The basketball team played in a converted supermarket at the corner of 79th and Vermont in South Central Los Angeles near the old Pepperdine campus. The gym--tabbed the green monster--had a cement floor and low ceilings.
"It was a great place to use the press," he said. "We would trap players in the corner and they'd throw the ball into the low ceiling trying to get the ball up court. We never lost in the old green monster."
All those victories and $7,000 a year. What a deal. Six years later, he was hired at a junior high in Simi Valley and the former beach volleyball player got a substantial pay raise and his first volleyball team. The Sinaloa Junior High girls promptly went 0-6.
"I told the girls, 'Do you want to win or learn to play the game?' " he said. "They decided to learn the game. The next year we were 12-0."

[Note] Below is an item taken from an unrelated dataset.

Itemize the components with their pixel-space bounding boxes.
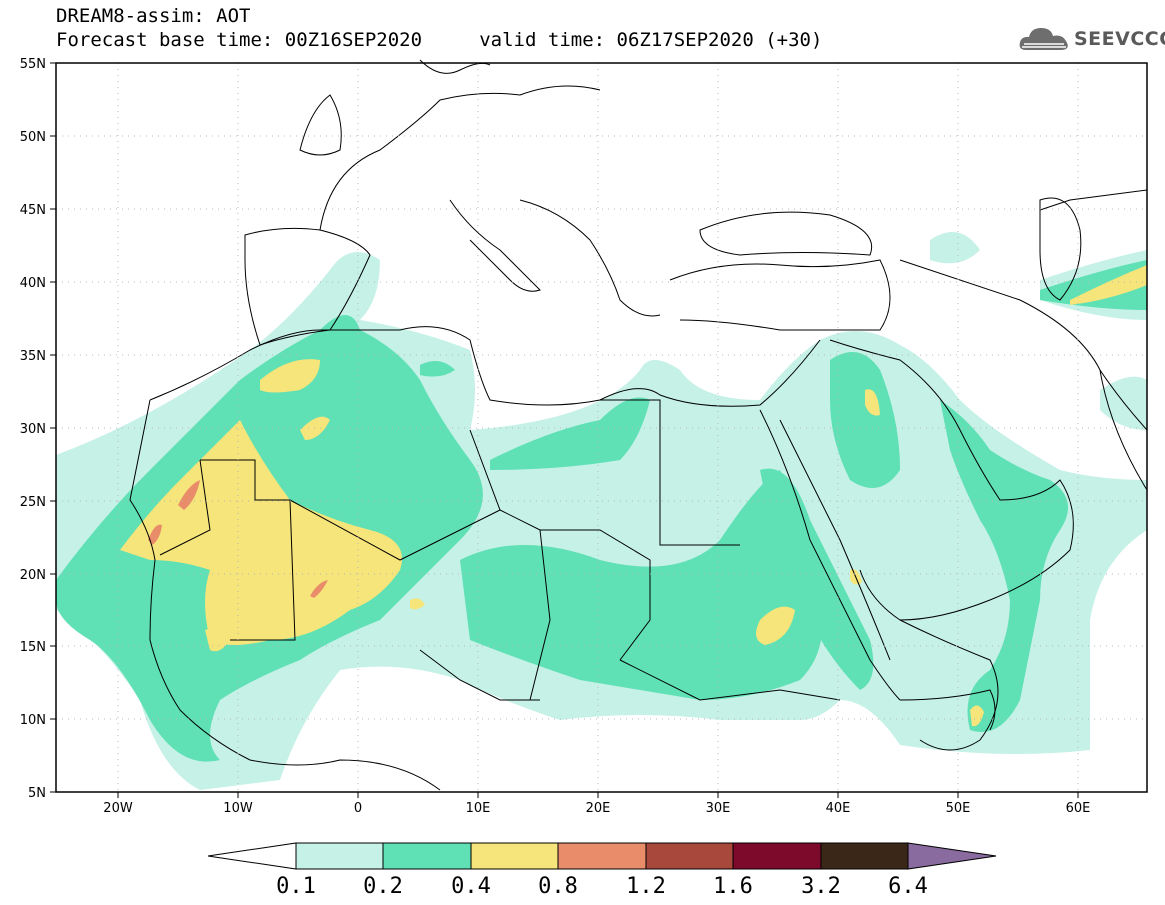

Three years later, he was the Royal junior varsity girls' coach and was hired in 1984 as head coach. Sandy, whom he met a quarter-century ago playing beach volleyball, came with the package. Royal volleyball always has been a Ferguson family affair.
Son Travis and daughter Heidi seemingly grew up on the Royal bench. Travis, the Southern Section 3-A Division player of the year in 1992, earned a scholarship to UC San Diego and played at Cal State Northridge last season before deciding to give up the sport.
Heidi is a junior setter who is expected to join a growing legion of former Highlanders who have played in college.
Under Ferguson, 13 girls have played at Division I or II schools, and eight boys have earned college scholarships. This year Kevin Hambly was an All-American at Brigham Young.
Did someone say young? Not Ferguson. He's crowding 50 and wonders whether he can continue the pace. He will take an especially hard look at his career after Heidi's senior season. The smart money at Royal says he'll stay.
"He's very honored by the Hall of Fame award and very proud of what he has done," Sandy said. "Not much has changed from when he first started. He still works so hard. He's had the [diabetes] attacks but they're not job-connected. He just doesn't monitor himself enough.
"In fact, I would worry about him if he stopped working."